Surprisingly, the best thing was the journey there. As you may know, if you have been following this blog, I have a little blue Mazda MX5. The poor thing has been next to useless for most of the winter months, what with the snow and ice. They really don't do well in winter conditions being rather light, with an engine in the front and backwheel drive. I have had some pretty hairy journeys and was stuck in London for nearly a week in December, unable to get my little car out of the side street I had slid to a halt in when the snow started to come down.
But now she (yes, I am going to give the car a gender) starts to come in to her own. Today I put the top down!! And drove around slowly, like some sad, old Leslie Phillips character, enjoying the wind in my hair (singular) and the noises and smells of the countryside. That's the joy of open top motoring - you drive more slowly because it's so pleasant and because going over 50 is just too noisy and windy and, on country lanes, you can hear the birds singing.
Anyway, my random journey, done for the sheer pleasure of driving (not a phrase you often hear these days), eventually took me to a small village on the River Trent, where I parked her up - no, sorry, that really is too prattish! - I parked my car, secured the top in place and set off along the river.
It was gorgeous. I walked for bloody miles. And then I thought, "Damn, I've got to go back the same way I came." Or did I? Well, yes, I really did. But I wasn't going to do the obvious or even the right thing. I was going to find a way back to my car without retracing my steps. I wasn't going to let simple logic, or even geography, beat me.
I left the river bank and headed across a field towards the nearest road, climbed a fence and then set off along the road in what seemed to be the sort of direction I had come in. It wasn't.

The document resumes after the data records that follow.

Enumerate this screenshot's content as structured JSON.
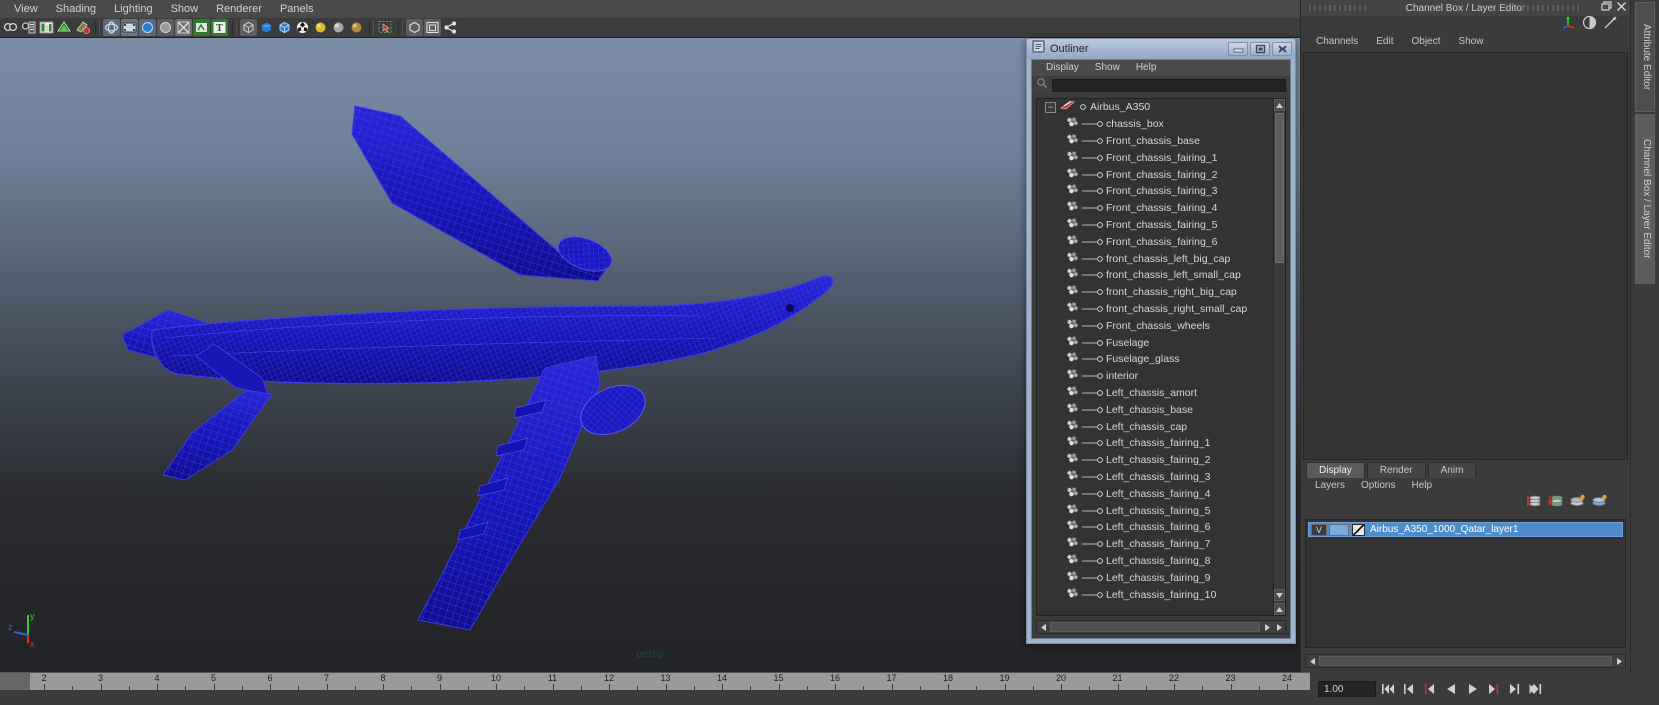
{
  "viewport": {
    "menu": [
      "View",
      "Shading",
      "Lighting",
      "Show",
      "Renderer",
      "Panels"
    ],
    "camera_label": "persp",
    "axis": {
      "x": "x",
      "y": "y",
      "z": "z"
    },
    "model_color": "#1414c8",
    "background_top": "#7a8da4",
    "background_bottom": "#222327",
    "toolbar_icons": [
      "select-camera-icon",
      "render-settings-icon",
      "render-view-icon",
      "ipr-render-icon",
      "render-region-icon",
      "separator",
      "smooth-shade-icon",
      "filmgate-icon",
      "resolution-gate-icon",
      "gate-mask-icon",
      "xray-icon",
      "xray-joints-icon",
      "text-overlay-icon",
      "separator",
      "wireframe-icon",
      "smooth-shade-all-icon",
      "flat-shade-icon",
      "wireframe-on-shaded-icon",
      "light-default-icon",
      "light-all-icon",
      "light-shadow-icon",
      "separator",
      "isolate-select-icon",
      "separator",
      "xray-toggle-icon",
      "xray-active-icon",
      "xray-joints-toggle-icon"
    ]
  },
  "outliner": {
    "title": "Outliner",
    "title_icon": "outliner-window-icon",
    "window_buttons": [
      {
        "name": "minimize-button",
        "glyph": "minimize"
      },
      {
        "name": "maximize-button",
        "glyph": "maximize"
      },
      {
        "name": "close-button",
        "glyph": "close"
      }
    ],
    "menu": [
      "Display",
      "Show",
      "Help"
    ],
    "search_placeholder": "",
    "search_value": "",
    "root": {
      "label": "Airbus_A350",
      "icon": "group-transform-icon",
      "expanded": true
    },
    "children": [
      "chassis_box",
      "Front_chassis_base",
      "Front_chassis_fairing_1",
      "Front_chassis_fairing_2",
      "Front_chassis_fairing_3",
      "Front_chassis_fairing_4",
      "Front_chassis_fairing_5",
      "Front_chassis_fairing_6",
      "front_chassis_left_big_cap",
      "front_chassis_left_small_cap",
      "front_chassis_right_big_cap",
      "front_chassis_right_small_cap",
      "Front_chassis_wheels",
      "Fuselage",
      "Fuselage_glass",
      "interior",
      "Left_chassis_amort",
      "Left_chassis_base",
      "Left_chassis_cap",
      "Left_chassis_fairing_1",
      "Left_chassis_fairing_2",
      "Left_chassis_fairing_3",
      "Left_chassis_fairing_4",
      "Left_chassis_fairing_5",
      "Left_chassis_fairing_6",
      "Left_chassis_fairing_7",
      "Left_chassis_fairing_8",
      "Left_chassis_fairing_9",
      "Left_chassis_fairing_10"
    ]
  },
  "right_dock": {
    "title": "Channel Box / Layer Editor",
    "close_buttons": [
      "restore-button",
      "close-button"
    ],
    "quick_icons": [
      "show-manipulator-icon",
      "half-tone-icon",
      "input-output-icon"
    ],
    "menu": [
      "Channels",
      "Edit",
      "Object",
      "Show"
    ],
    "layer_editor": {
      "tabs": [
        {
          "label": "Display",
          "active": true
        },
        {
          "label": "Render",
          "active": false
        },
        {
          "label": "Anim",
          "active": false
        }
      ],
      "menu": [
        "Layers",
        "Options",
        "Help"
      ],
      "toolbar_icons": [
        "new-layer-icon",
        "new-layer-from-selection-icon",
        "layer-up-icon",
        "layer-down-icon"
      ],
      "layers": [
        {
          "visibility": "V",
          "playback": "",
          "name": "Airbus_A350_1000_Qatar_layer1",
          "selected": true
        }
      ]
    }
  },
  "vertical_tabs": [
    {
      "label": "Attribute Editor",
      "active": false
    },
    {
      "label": "Channel Box / Layer Editor",
      "active": true
    }
  ],
  "timeline": {
    "ticks": [
      2,
      3,
      4,
      5,
      6,
      7,
      8,
      9,
      10,
      11,
      12,
      13,
      14,
      15,
      16,
      17,
      18,
      19,
      20,
      21,
      22,
      23,
      24
    ],
    "current_frame": "1.00"
  },
  "playback": {
    "current_time": "1.00",
    "buttons": [
      "go-to-start-icon",
      "step-back-frame-icon",
      "step-back-key-icon",
      "play-backwards-icon",
      "play-forwards-icon",
      "step-forward-key-icon",
      "step-forward-frame-icon",
      "go-to-end-icon"
    ]
  }
}
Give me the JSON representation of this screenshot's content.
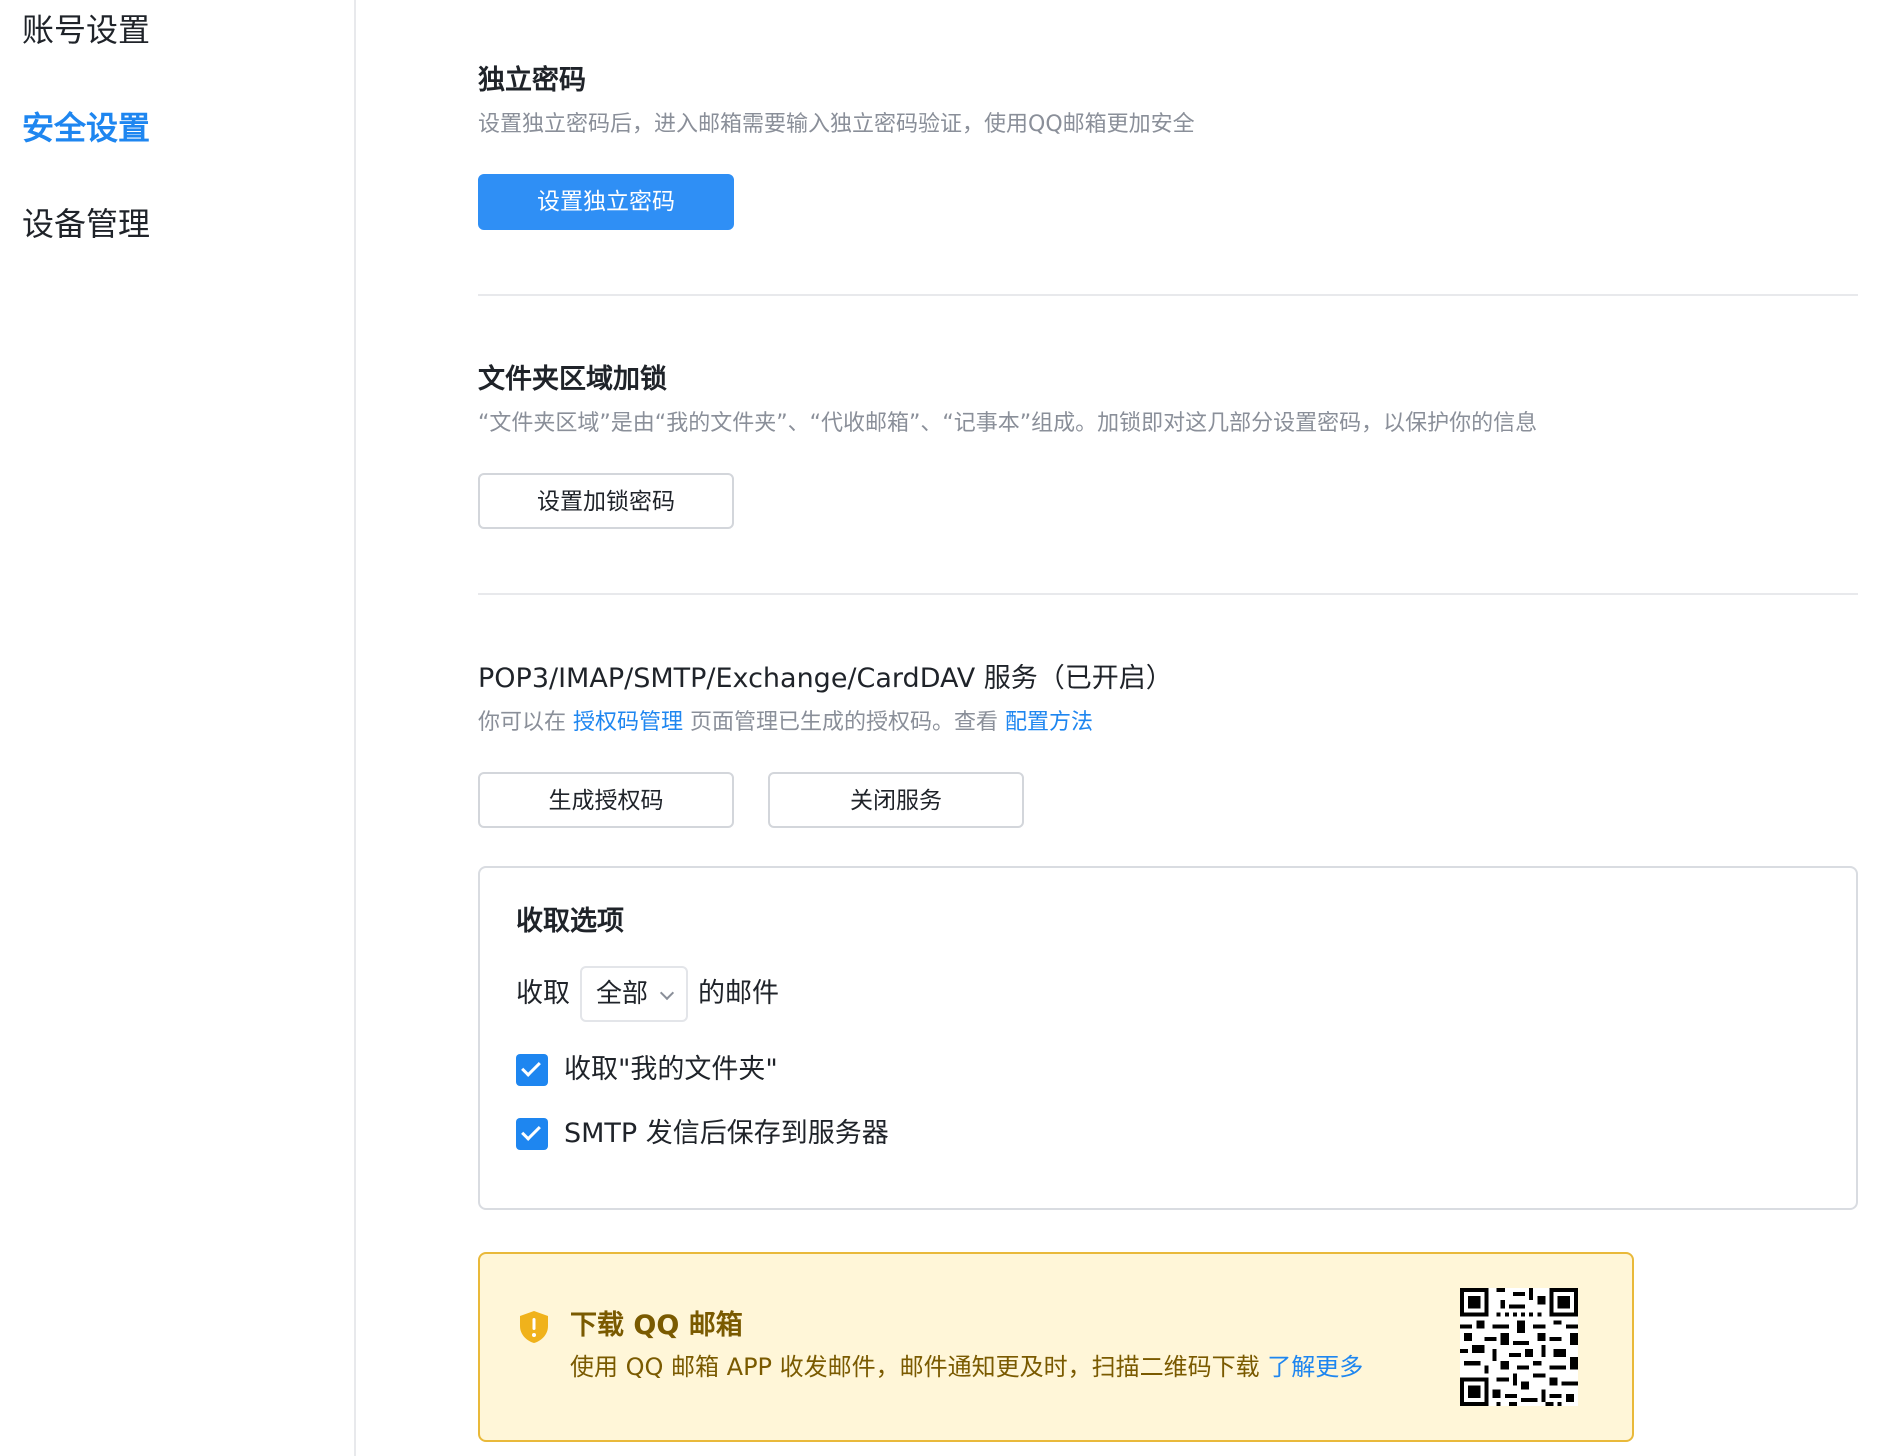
{
  "sidebar": {
    "items": [
      {
        "label": "账号设置",
        "active": false
      },
      {
        "label": "安全设置",
        "active": true
      },
      {
        "label": "设备管理",
        "active": false
      }
    ]
  },
  "independent_password": {
    "title": "独立密码",
    "description": "设置独立密码后，进入邮箱需要输入独立密码验证，使用QQ邮箱更加安全",
    "button_label": "设置独立密码"
  },
  "folder_lock": {
    "title": "文件夹区域加锁",
    "description": "“文件夹区域”是由“我的文件夹”、“代收邮箱”、“记事本”组成。加锁即对这几部分设置密码，以保护你的信息",
    "button_label": "设置加锁密码"
  },
  "services": {
    "title": "POP3/IMAP/SMTP/Exchange/CardDAV 服务（已开启）",
    "desc_prefix": "你可以在 ",
    "auth_link": "授权码管理",
    "desc_middle": " 页面管理已生成的授权码。查看 ",
    "config_link": "配置方法",
    "generate_button": "生成授权码",
    "close_button": "关闭服务"
  },
  "receive_options": {
    "title": "收取选项",
    "prefix": "收取",
    "selected": "全部",
    "suffix": "的邮件",
    "checkboxes": [
      {
        "label": "收取\"我的文件夹\"",
        "checked": true
      },
      {
        "label": "SMTP 发信后保存到服务器",
        "checked": true
      }
    ]
  },
  "promo": {
    "title": "下载 QQ 邮箱",
    "description": "使用 QQ 邮箱 APP 收发邮件，邮件通知更及时，扫描二维码下载 ",
    "link": "了解更多",
    "icon": "shield-icon"
  },
  "colors": {
    "accent": "#1e86f0",
    "promo_bg": "#fff6d8",
    "promo_border": "#e9b93a",
    "promo_text": "#7a5a00"
  }
}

I had been on the side of the river that was curving away, the long side, if you like, and so heading inland meant that my circular journey would inevitably be three times as long as the shortest journey (the river bank) had been. I ended up walking a good five miles back to my car, along winding country lanes and various villages and eventually along a dual carriageway.
My car was waiting, faithfully, for me when I finally got back and, as the sun began to dip low in the evening sky, my tired, sweating frame felt the warm embrace of her leather. I fired her up and guided her sleek lines home, toward the city, rewarding her patience by, once more, showing her off to her best. With her top down.
I think I should stop now? This is turning in to porn!!